Ali esteve durante cerca de dez dias. Os primos trabalhavam muito. Cada um tinha dois empregos. Ela, no Matadouro Municipal e de madrugada, entregava Jornais porta-a-porta. Ele, numa indústria de produtos químicos, principalmente detergentes e que, ainda mais cedo, ia à distribuidora dos Jornais para deixar um molho para ela e ele carregava com outro para territórios mais distantes para poupar a mulher a um esforço tão significativo. Tudo era feito a pé. Naquele tempo os transportes privados eram só para os ricos e os públicos eram caros e não davam a resposta necessária.
Esperava o evento que foi o primeiro motivo da sua vinda à Metrópole o Grande Encontro da Juventude, assim designado por ser um encontro de jovens de todo o país e que comungavam os ideais da Acção Católica portuguesa e mundial. Uma grande aposta do Papa João XXIII com o empenho total do cardeal patriarca de Lisboa.
O evento que sob o ponto de vista espiritual mas também de vivência e comprometimento social marcou a sua vida, indelevelmente, para sempre. Mas houve outro factor que foi o despoletar de todo o seu projecto de vida para futuro. Encontrou, reencontrou, como se queira, uma jovem lindíssima que se apoderou, de imediato e para sempre, do seu coração virginal.
Moça esbelta, olhos castanhos, tez morena, cabelo negro, longo, enrolado no cocuruto de forma artística, cintura fina, seios firmes e arredondados, pernas bens torneadas, sorriso franco e aberto, recato nas atitudes e comportamentos, porventura até um pouco tímida. Mas, muito mais do que estes atributos físicos que eram muito atraentes e cativantes, foi a sua pureza de sentimentos nobres e, igualmente, o seu coração virginal que prendeu, com amarras indestrutíveis, o coração do nosso jovem.
Falou-se em reencontro porque, de facto, tinham sido colegas na escola primária, no ano em que fizeram a quarta classe. O primeiro ano de uma turma mista, na aldeia da naturalidade, quando tinham dez anos de idade e nunca mais se tinham visto, desde a partida do Rainho para a África.

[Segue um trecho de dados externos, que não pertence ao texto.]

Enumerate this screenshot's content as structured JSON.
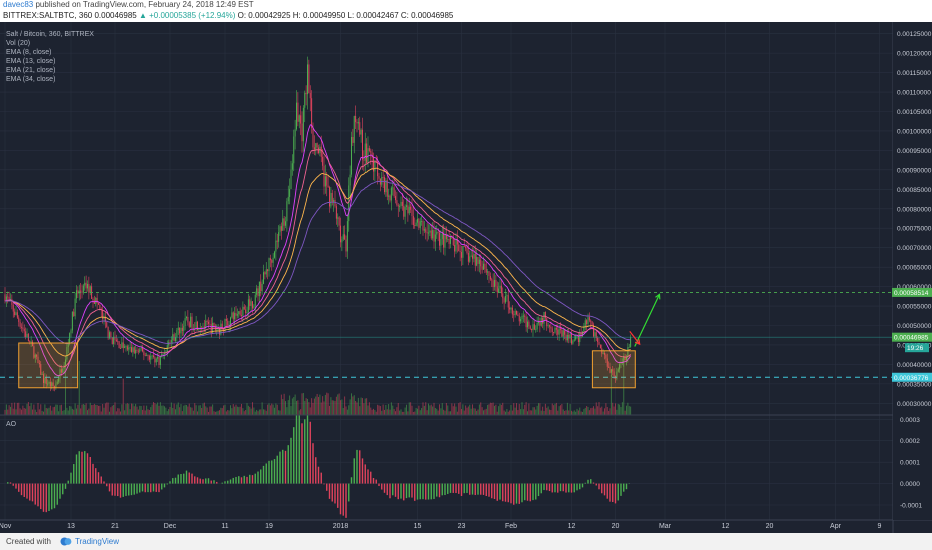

A Teresinha, assim se chamava a jovem tinha, entretanto, ido estudar para um colégio privado, com sede no concelho da sua residência e ingressado também num Movimento da Acção Católica designado por JEC (Juventude Estudantil Católica) e essa circunstância também a encaminhou para o evento juvenil que mobilizou milhares de jovens em todo o país.
A vida nem sempre é o que queremos mas é aquilo em que se transforma por circunstâncias, mais ou menos fortuitas, e um evento que seria um sacrifício pessoal no seu início, veio a revelar-se como um desígnio de felicidade para todo um futuro.